Meanwhile, the 26-year-old Khan (27-3, 19 KOs), who has lost two of his past three bouts, is expected to debut as a welterweight against Ricky Hatton‘s conqueror, Ukrainian Vyacheslav Senchenko, at the Manchester Arena in England on April 20.
Fighting for the first time since relinquishing his WBA world light welterweight belt to WBC light welterweight champion “Swift” Danny Garcia last summer, Khan outclassed gritty Mexican Carlos Molina to earn a 10th round TKO on December 15 at the Sports Arena in Los Angeles, California.
“King Khan,” who prior to trumping the 27-year-old Molina (17-1-1, 7 KOs) hadn’t left the squared circle victorious since flooring Zab Judah in July 2011, is a human chandelier incapable of protecting a fragile chin.
At best, the WBC looks incompetent by inflating Khan’s standing.
Conversely, at worst, the organization appears corrupt and desperate to secure a lucrative mismatch between Khan, one of the most youthful British world champs ever at the age of 22, and the legendary Floyd Mayweather.
The 35-year-old Mayweather (43-0, 26 KOs), a longstanding WBC world welterweight titleholder who was named The Ring “Fighter of the Year” in 1998 and 2007, is destined to scrap current interim WBC welterweight king Robert Guerrero on May 4 at the MGM Grand in Las Vegas, Nevada.
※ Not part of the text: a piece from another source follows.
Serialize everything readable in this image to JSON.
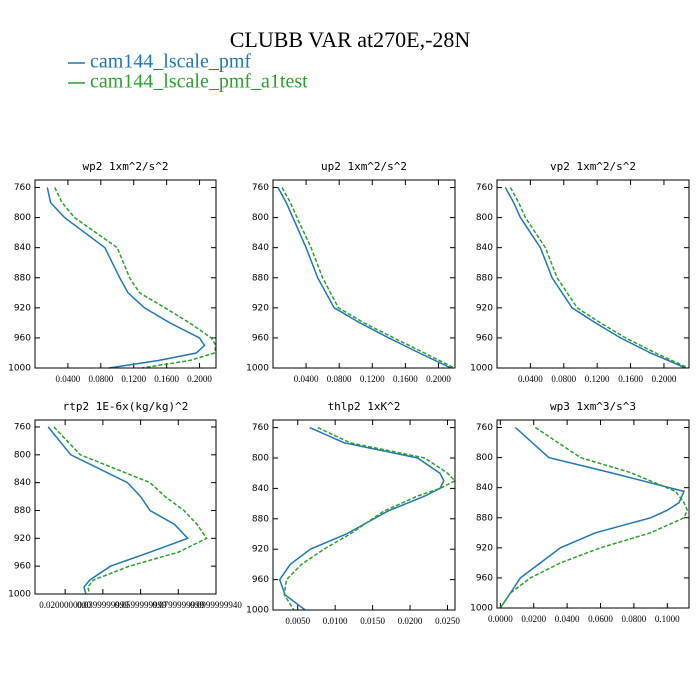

Despite being a cocky jackass and convicted domestic abuser, Mayweather would utterly lambaste the middling bloke.
Fans of Khan, a Pakistani-British boxer who at 17 became the youngest Englishman to win an Olympic medal by capturing silver as a lightweight at the 2004 games in Greece, must consider the possibility that their hero simply doesn’t possess the gumption or resiliency to ever truly thrive in the squared circle.
Thanks to the World Boxing Council’s asinine system, Amir Khan may be terribly embarrassed by Floyd Mayweather approximately a year from this evening.